QOTSA, …Like Clockwork öncesi davulcu değişikliğine gitti ve Josh Homme’un askerlik arkadaşı Dave Grohl ile eski günlere döndü. Bu haber ilk duyulduğu zaman hepimiz bu dostluğun meyvesinin Songs For The Deaf olduğunu hatırlayıp, bulduğumuz ilk halaya dahil olmuştuk sevinçten. Albüm davul zurna açısından hiçbir hayal kırıklığı barındırmıyor, derin nefes alabiliriz.

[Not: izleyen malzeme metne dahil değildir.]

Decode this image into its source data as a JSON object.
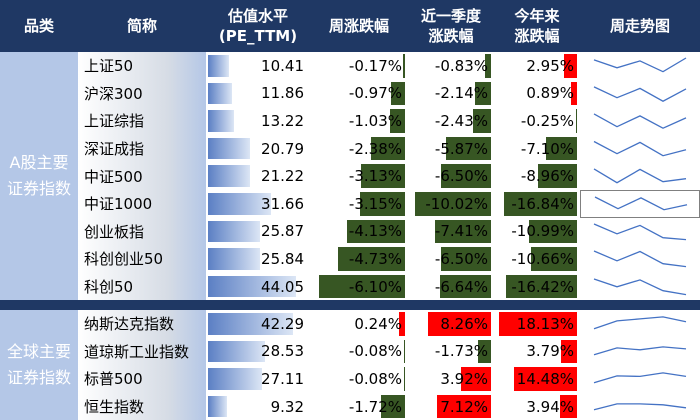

Albümün tanıtımı, yayınlanan video’larla birlikte kendini evde sarımsak depolatacak bir vampir temasına kaptırdı gidiyor. Bu ruhu hemen açılış parçasıyla yakalamak mümkün. Keep Your Eyes Peeled, bir diğer adıyla Jack Shears’lı şarkı, soğuk ve hatta ürkünç havasının yanında yer yer çığlığa dönüşen Josh Homme vokalleriyle albümün gidişatı hakkında oldukça güzel bir fikir veriyor. Bu albüm öyle tatlı tatlı sizi rock’a yönlendirecek bir albüm değil, yerinizde sallandırmaz, dans ettirmez. Varsa kamyonetiniz; ona atlattırır, gece yolculuğu yaptırır, kutu bira içtirir (ama 33’lük) ve tırıs tırıs evinize döndürür.

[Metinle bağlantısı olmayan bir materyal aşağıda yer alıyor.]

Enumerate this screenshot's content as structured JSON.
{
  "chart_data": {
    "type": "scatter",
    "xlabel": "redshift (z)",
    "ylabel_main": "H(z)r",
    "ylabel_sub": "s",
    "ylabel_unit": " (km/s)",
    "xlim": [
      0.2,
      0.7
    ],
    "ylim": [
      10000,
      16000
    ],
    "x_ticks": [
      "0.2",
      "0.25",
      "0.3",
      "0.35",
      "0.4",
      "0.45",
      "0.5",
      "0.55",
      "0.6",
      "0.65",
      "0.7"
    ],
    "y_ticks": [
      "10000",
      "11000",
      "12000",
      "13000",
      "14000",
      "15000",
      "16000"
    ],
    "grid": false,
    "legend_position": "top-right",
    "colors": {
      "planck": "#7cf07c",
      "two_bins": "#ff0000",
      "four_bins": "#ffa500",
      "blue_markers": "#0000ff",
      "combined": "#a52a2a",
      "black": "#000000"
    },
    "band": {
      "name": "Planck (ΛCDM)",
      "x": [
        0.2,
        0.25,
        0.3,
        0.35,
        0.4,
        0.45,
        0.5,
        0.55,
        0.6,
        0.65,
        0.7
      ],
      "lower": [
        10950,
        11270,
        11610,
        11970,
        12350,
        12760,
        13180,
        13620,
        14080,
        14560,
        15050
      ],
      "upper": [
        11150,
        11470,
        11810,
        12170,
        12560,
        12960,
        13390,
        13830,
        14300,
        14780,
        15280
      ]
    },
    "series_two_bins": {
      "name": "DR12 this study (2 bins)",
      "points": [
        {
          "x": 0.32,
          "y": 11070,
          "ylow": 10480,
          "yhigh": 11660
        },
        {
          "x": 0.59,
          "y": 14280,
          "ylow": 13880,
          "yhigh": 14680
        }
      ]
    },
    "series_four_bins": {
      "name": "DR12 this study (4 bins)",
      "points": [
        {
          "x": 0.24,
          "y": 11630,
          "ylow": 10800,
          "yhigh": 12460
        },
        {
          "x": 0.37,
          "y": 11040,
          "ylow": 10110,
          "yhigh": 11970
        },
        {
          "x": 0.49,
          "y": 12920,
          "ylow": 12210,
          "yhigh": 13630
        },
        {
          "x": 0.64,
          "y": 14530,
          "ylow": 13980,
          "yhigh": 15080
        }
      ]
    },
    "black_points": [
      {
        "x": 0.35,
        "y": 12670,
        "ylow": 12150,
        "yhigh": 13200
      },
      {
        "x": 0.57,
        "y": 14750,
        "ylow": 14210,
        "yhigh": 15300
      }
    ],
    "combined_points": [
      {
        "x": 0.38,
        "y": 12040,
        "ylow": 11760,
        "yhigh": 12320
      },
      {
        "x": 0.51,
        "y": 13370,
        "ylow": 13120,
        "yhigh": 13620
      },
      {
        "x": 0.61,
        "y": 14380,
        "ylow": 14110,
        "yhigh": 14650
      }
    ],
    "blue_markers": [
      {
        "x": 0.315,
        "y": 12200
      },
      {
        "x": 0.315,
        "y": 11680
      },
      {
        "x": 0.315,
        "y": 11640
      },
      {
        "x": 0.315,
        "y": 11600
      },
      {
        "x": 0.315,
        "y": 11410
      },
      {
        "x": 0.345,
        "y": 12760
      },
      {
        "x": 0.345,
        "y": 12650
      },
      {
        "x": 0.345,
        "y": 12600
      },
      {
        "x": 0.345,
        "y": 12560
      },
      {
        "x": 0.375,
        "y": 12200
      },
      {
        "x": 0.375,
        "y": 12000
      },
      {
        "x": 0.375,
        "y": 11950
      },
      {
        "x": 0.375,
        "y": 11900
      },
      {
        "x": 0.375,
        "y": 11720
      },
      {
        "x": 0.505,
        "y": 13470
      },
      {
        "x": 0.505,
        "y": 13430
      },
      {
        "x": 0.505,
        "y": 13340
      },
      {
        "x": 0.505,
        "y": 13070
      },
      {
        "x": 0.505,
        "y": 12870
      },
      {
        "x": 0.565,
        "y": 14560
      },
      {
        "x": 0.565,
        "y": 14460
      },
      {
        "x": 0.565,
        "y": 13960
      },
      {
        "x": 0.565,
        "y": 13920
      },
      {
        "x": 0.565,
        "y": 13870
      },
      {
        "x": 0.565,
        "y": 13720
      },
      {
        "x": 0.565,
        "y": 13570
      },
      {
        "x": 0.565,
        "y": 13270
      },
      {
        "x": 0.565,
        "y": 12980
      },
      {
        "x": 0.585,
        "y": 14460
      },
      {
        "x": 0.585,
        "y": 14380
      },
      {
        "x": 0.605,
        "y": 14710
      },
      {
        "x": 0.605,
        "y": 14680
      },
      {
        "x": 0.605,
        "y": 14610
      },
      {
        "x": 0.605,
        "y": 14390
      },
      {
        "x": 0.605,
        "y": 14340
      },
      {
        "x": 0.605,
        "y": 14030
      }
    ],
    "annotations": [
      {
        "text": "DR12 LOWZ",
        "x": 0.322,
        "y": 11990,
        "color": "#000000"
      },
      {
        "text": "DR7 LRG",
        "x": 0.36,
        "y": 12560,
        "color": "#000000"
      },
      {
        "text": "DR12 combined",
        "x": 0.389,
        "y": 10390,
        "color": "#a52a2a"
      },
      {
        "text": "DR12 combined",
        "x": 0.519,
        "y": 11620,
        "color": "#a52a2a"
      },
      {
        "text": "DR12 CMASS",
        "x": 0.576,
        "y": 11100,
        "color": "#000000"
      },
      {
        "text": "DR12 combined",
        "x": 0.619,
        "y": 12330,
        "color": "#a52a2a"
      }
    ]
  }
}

I Sat By Ocean, albümün hiç dışarıdan müdahale almamış tek şarkısı. “Acaba bundan sonra QOTSA’ya ne olacak, ne yapar bu çocuklar, transfer sezonunun galibi kim bilemedim ki?” diyenlerin kılavuzu niteliğinde. Alıp No One Knows ile Little Sister arasında bir yere koysanız hiç sırıtmayacak bir şarkı… O gitarlar coşarken hepimiz biliyoruz ki bıraktığımız QOTSA orada bir yerlerde. Nasıl başladığını bile anlamadan bir anda The Vampyre Of Time And Memory piyanoların üstünden geliyor, sizin için geliyor, size geliyor. Grubun kafasındaki şeytanları, elimizi uzatsak tutabileceğimiz yakınlığa getiren şarkı, aynı zamanda albüme yayılan bu vampir temasının da kalbinin çatında yer alıyor.

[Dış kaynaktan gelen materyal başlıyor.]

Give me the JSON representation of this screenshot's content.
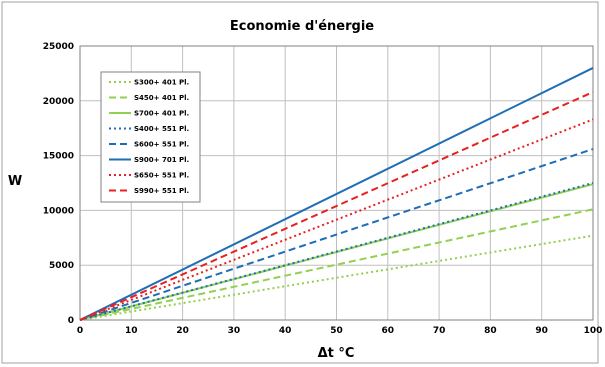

Albümde kitleleri beklemekten çılgına çevirecek, arabalarla zafer turu atma sebebi bir şarkı vardı… If I Had A Tail; Alex Turner, Brody Dalle ve Josh Homme ile karmaşık bir kardeşlik ilişkileri olan eski basçı, kader mahkumu Nick Oliveri’yi de içine katık eden şarkı. Galatasaray’ın UEFA kupasını aldığı hayal kadrodan fazlası var eksiği yok. Şebnem Ferah & Teoman düeti gibi, kimsenin hakkının kimseye geçmediği, herkesin üç beş sesini duyurduğu bir iş birliği değil bu. Alex 20’min sesi soluğu çıkmıyor, Erotik Dale desen var mı yok mu belli değil… Ha kötü şarkı mı? Değil, fakat o güzel insanları bir odaya toplamışken, biraz daha hakkını verebilirlerdi gibi gibi.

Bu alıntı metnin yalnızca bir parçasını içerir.